Likewise, in order to achieve a dream or accomplish anything worthwhile, you have to be incredibly focused. You can’t let distractions knock you off your game. One of the biggest reasons people are not as successful as they’d like to be – regardless of their definition of success – is due to a lack of focus. They keep chasing shiny objects and fail to follow through on any one initiative.
As Steven Pressfield writes brilliantly in his book The War of Art, “The more important a call or action is to our soul’s evolution, the more Resistance we will feel toward pursuing it.”
Understanding this truth – and expecting it – is a great advantage for you, because then you won’t be surprised by how hard it becomes to find the time to write even one page of your next book. Or how easy it gets to find other people who are way more successful than you. Or how tantalizing that entire sleeve of Thin Mints suddenly appears on the first day of your new diet.
During the first nine years of our business and marriage, Kim and I lived in an apartment. It was a two-bedroom place that seemed big when we started. We expected to live there two or three years, not nine. As time went on, the apartment felt like it was shrinking. We grew weary of the loud music at all hours of the night. The neighbors who smoked right outside our open windows. The occasional gun shots we heard from the gas station a block away. The time someone broke into our storage area in the basement and stole our Christmas decor, including a Santa pillow that was crocheted by my Grandma. The fact that our peers were financially further along than us, building homes and starting families. The debt we accumulated throwing spaghetti at the wall, trying to find a business model that was fueled by our talents AND paid the bills.

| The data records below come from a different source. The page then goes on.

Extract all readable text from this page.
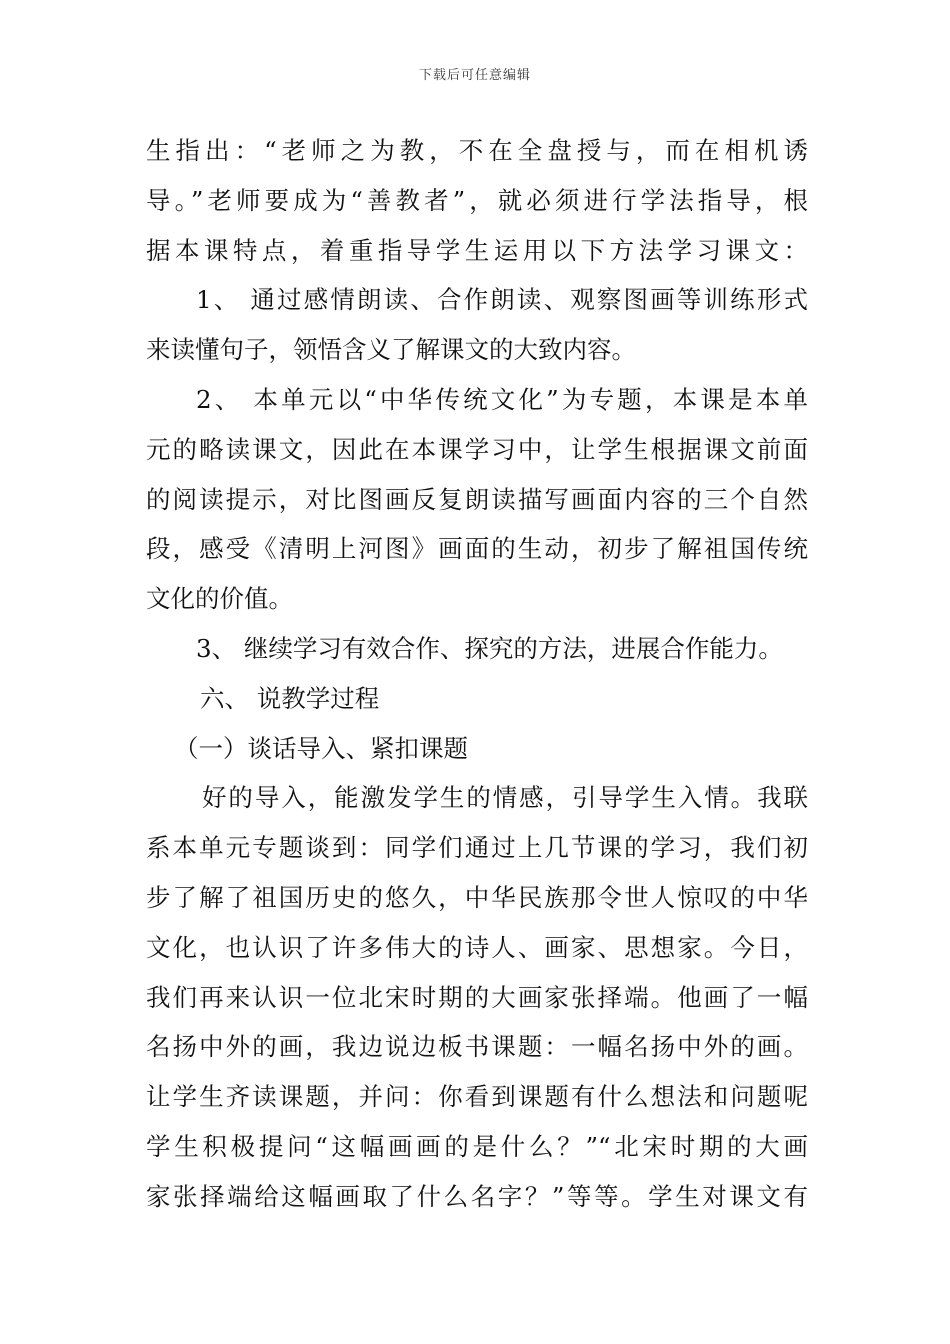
下载后可任意编辑
生指出：“老师之为教，不在全盘授与，而在相机诱
导。”老师要成为“善教者”，就必须进行学法指导，根
据本课特点，着重指导学生运用以下方法学习课文：
1、 通过感情朗读、合作朗读、观察图画等训练形式
来读懂句子，领悟含义了解课文的大致内容。
2、 本单元以“中华传统文化”为专题，本课是本单
元的略读课文，因此在本课学习中，让学生根据课文前面
的阅读提示，对比图画反复朗读描写画面内容的三个自然
段，感受《清明上河图》画面的生动，初步了解祖国传统
文化的价值。
3、 继续学习有效合作、探究的方法，进展合作能力。
六、 说教学过程
（一）谈话导入、紧扣课题
好的导入，能激发学生的情感，引导学生入情。我联
系本单元专题谈到：同学们通过上几节课的学习，我们初
步了解了祖国历史的悠久，中华民族那令世人惊叹的中华
文化，也认识了许多伟大的诗人、画家、思想家。今日，
我们再来认识一位北宋时期的大画家张择端。他画了一幅
名扬中外的画，我边说边板书课题：一幅名扬中外的画。
让学生齐读课题，并问：你看到课题有什么想法和问题呢
学生积极提问“这幅画画的是什么？”“北宋时期的大画
家张择端给这幅画取了什么名字？”等等。学生对课文有
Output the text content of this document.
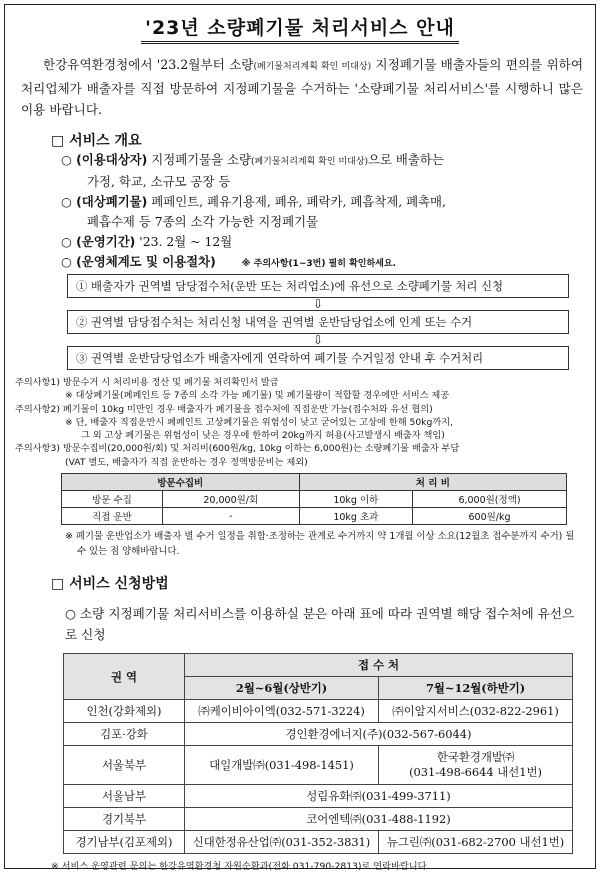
'23년 소량폐기물 처리서비스 안내

한강유역환경청에서 '23.2월부터 소량(폐기물처리계획 확인 미대상) 지정폐기물 배출자들의 편의를 위하여 처리업체가 배출자를 직접 방문하여 지정폐기물을 수거하는 '소량폐기물 처리서비스'를 시행하니 많은 이용 바랍니다.

□ 서비스 개요
○ (이용대상자) 지정폐기물을 소량(폐기물처리계획 확인 미대상)으로 배출하는
가정, 학교, 소규모 공장 등
○ (대상폐기물) 폐페인트, 폐유기용제, 폐유, 폐락카, 폐흡착제, 폐촉매,
폐흡수제 등 7종의 소각 가능한 지정폐기물
○ (운영기간) '23. 2월 ~ 12월
○ (운영체계도 및 이용절차)	※ 주의사항(1~3번) 필히 확인하세요.
① 배출자가 권역별 담당접수처(운반 또는 처리업소)에 유선으로 소량폐기물 처리 신청
⇩
② 권역별 담당접수처는 처리신청 내역을 권역별 운반담당업소에 인계 또는 수거
⇩
③ 권역별 운반담당업소가 배출자에게 연락하여 폐기물 수거일정 안내 후 수거처리
주의사항1) 방문수거 시 처리비용 정산 및 폐기물 처리확인서 발급
※ 대상폐기물(폐페인트 등 7종의 소각 가능 폐기물) 및 폐기물량이 적합할 경우에만 서비스 제공
주의사항2) 폐기물이 10kg 미만인 경우 배출자가 폐기물을 접수처에 직접운반 가능(접수처와 유선 협의)
※ 단, 배출자 직접운반시 폐페인트 고상폐기물은 위험성이 낮고 굳어있는 고상에 한해 50kg까지,
그 외 고상 폐기물은 위험성이 낮은 경우에 한하여 20kg까지 허용(사고발생시 배출자 책임)
주의사항3) 방문수집비(20,000원/회) 및 처리비(600원/kg, 10kg 이하는 6,000원)는 소량폐기물 배출자 부담
(VAT 별도, 배출자가 직접 운반하는 경우 정액방문비는 제외)
방문수집비		처 리 비	
방문 수집	20,000원/회	10kg 이하	6,000원(정액)
직접 운반	-	10kg 초과	600원/kg
※ 폐기물 운반업소가 배출자 별 수거 일정을 취합·조정하는 관계로 수거까지 약 1개월 이상 소요(12월초 접수분까지 수거) 될 수 있는 점 양해바랍니다.
□ 서비스 신청방법
○ 소량 지정폐기물 처리서비스를 이용하실 분은 아래 표에 따라 권역별 해당 접수처에 유선으로 신청
권 역	접 수 처	
	2월~6월(상반기)	7월~12월(하반기)
인천(강화제외)	㈜케이비아이엑(032-571-3224)	㈜이알지서비스(032-822-2961)
김포·강화	경인환경에너지(주)(032-567-6044)	
서울북부	대일개발㈜(031-498-1451)	한국환경개발㈜
(031-498-6644 내선1번)

서울남부	성림유화㈜(031-499-3711)	
경기북부	코어엔텍㈜(031-488-1192)	
경기남부(김포제외)	신대한정유산업㈜(031-352-3831)	뉴그린㈜(031-682-2700 내선1번)
※ 서비스 운영관련 문의는 한강유역환경청 자원순환과(전화 031-790-2813)로 연락바랍니다.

It added up to a whole lot of suckage.
And yet, it was all part of a test to see how badly we wanted it.
Giving up is easy. Staying focused is hard.
You have to stay the course even when things aren’t going according to plan, when the haters are shooting their slings and arrows, or when an ice cream cone falls on your head. Most so-called “overnight successes” are anything but. There are miles and miles of unpaved, rocky roads behind them that we often don’t see.
Achieving a dream is not quick and easy, like wining the lottery. It’s messy, difficult, and exhausting.
Understand it. Accept it. Own it.
If your dream is worth it, just keep going.
Take it from the owl: Staying focused is wise – keep your eye on the prize!